Last week Tbill 91 day rate slid by 86.4bps. This week the rate has slumped by 168.4bps! This has pushed the yield below the 2012 low to stand at 8.583%. The spread between CBR and the 3 tbill classes is now too wide and most likely with inflation now below 9% threshold should make CBK confident enough to cut CBR. Looking at the 91 day yield smackdown, finally CBK is sending strong signals to tbill hoarders that its time to jump off the ship... The bills are no longer offering attractive inflation beating spreads. Most likely a 300bps CBR cut will be favoured. The higher the better to inject more liquidity in the econ which will also bang down those 20s% high lending rates. And as @guru has said, counters with high dividend yields will definitely rally.
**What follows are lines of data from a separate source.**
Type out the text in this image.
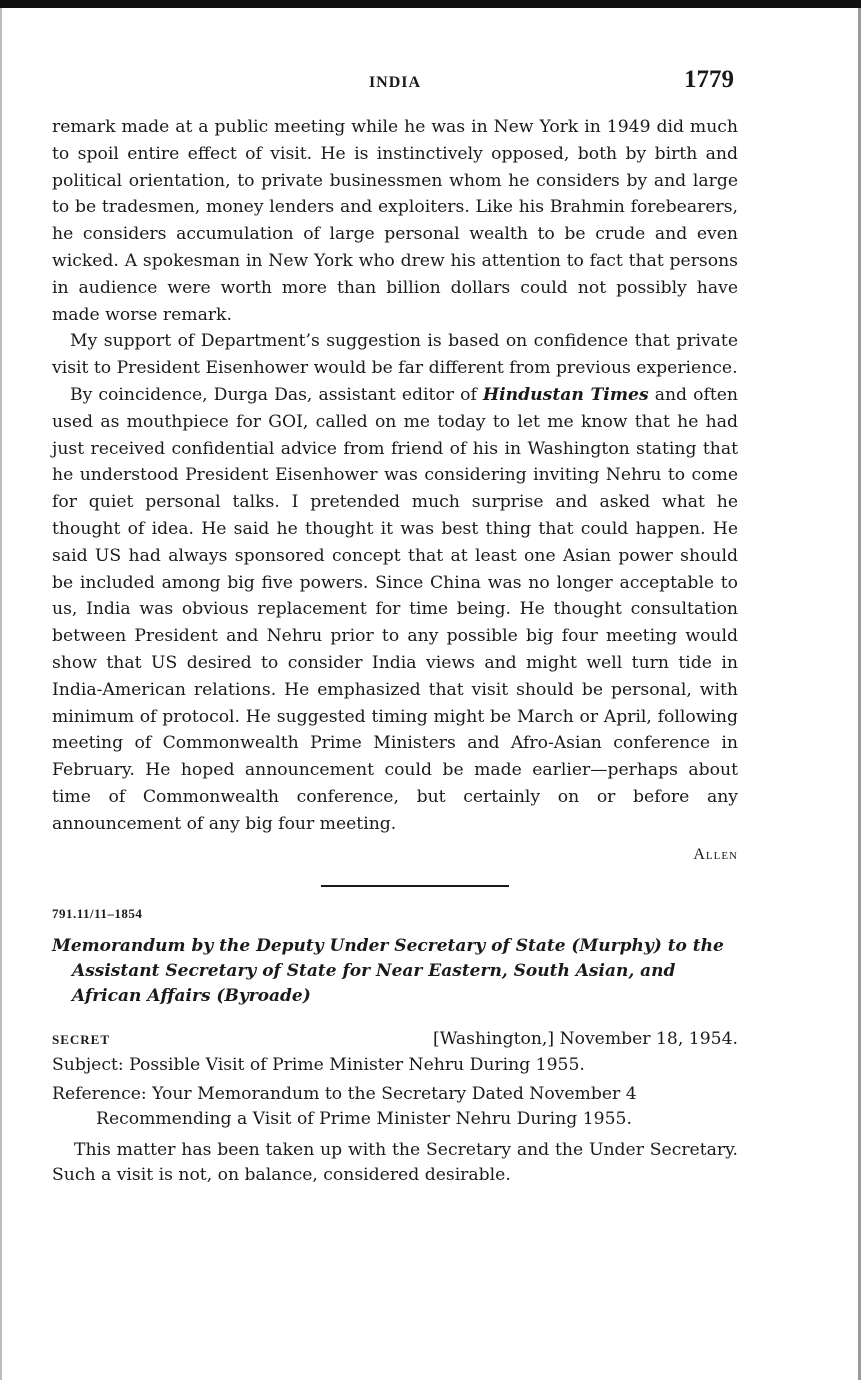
INDIA	1779

remark made at a public meeting while he was in New York in 1949 did much to spoil entire effect of visit. He is instinctively opposed, both by birth and political orientation, to private businessmen whom he considers by and large to be tradesmen, money lenders and exploiters. Like his Brahmin forebearers, he considers accumulation of large personal wealth to be crude and even wicked. A spokesman in New York who drew his attention to fact that persons in audience were worth more than billion dollars could not possibly have made worse remark.

My support of Department’s suggestion is based on confidence that private visit to President Eisenhower would be far different from previous experience.

By coincidence, Durga Das, assistant editor of Hindustan Times and often used as mouthpiece for GOI, called on me today to let me know that he had just received confidential advice from friend of his in Washington stating that he understood President Eisenhower was considering inviting Nehru to come for quiet personal talks. I pretended much surprise and asked what he thought of idea. He said he thought it was best thing that could happen. He said US had always sponsored concept that at least one Asian power should be included among big five powers. Since China was no longer acceptable to us, India was obvious replacement for time being. He thought consultation between President and Nehru prior to any possible big four meeting would show that US desired to consider India views and might well turn tide in India-American relations. He emphasized that visit should be personal, with minimum of protocol. He suggested timing might be March or April, following meeting of Commonwealth Prime Ministers and Afro-Asian conference in February. He hoped announcement could be made earlier—perhaps about time of Commonwealth conference, but certainly on or before any announcement of any big four meeting.

Allen
791.11/11–1854
Memorandum by the Deputy Under Secretary of State (Murphy) to the Assistant Secretary of State for Near Eastern, South Asian, and African Affairs (Byroade)
SECRET	[Washington,] November 18, 1954.
Subject: Possible Visit of Prime Minister Nehru During 1955.
Reference: Your Memorandum to the Secretary Dated November 4 Recommending a Visit of Prime Minister Nehru During 1955.
This matter has been taken up with the Secretary and the Under Secretary. Such a visit is not, on balance, considered desirable.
@deal - seems Volcker's play book was modified just slightly by CBK... I still see NSE testing 4000 * 4200 before the year ends as the final upthrust. Were 2013 without elections then 4400 would be the target for 2012 assuming CBR is cut by 300bps or more. I don't like the idea of the election in March 2013 when majority of the firms are announcing full year results. On the flip side if elections are smooth sailing then the delayed momentum between Dec and March will be quickly spring up in April. Looks like March 2009 repeat. Notable party spoiler - euroland debt bomb... Keep an eye on it.

$15/barrel oil... The commodities lehman moment arrives as well as Sovereign debt volcano!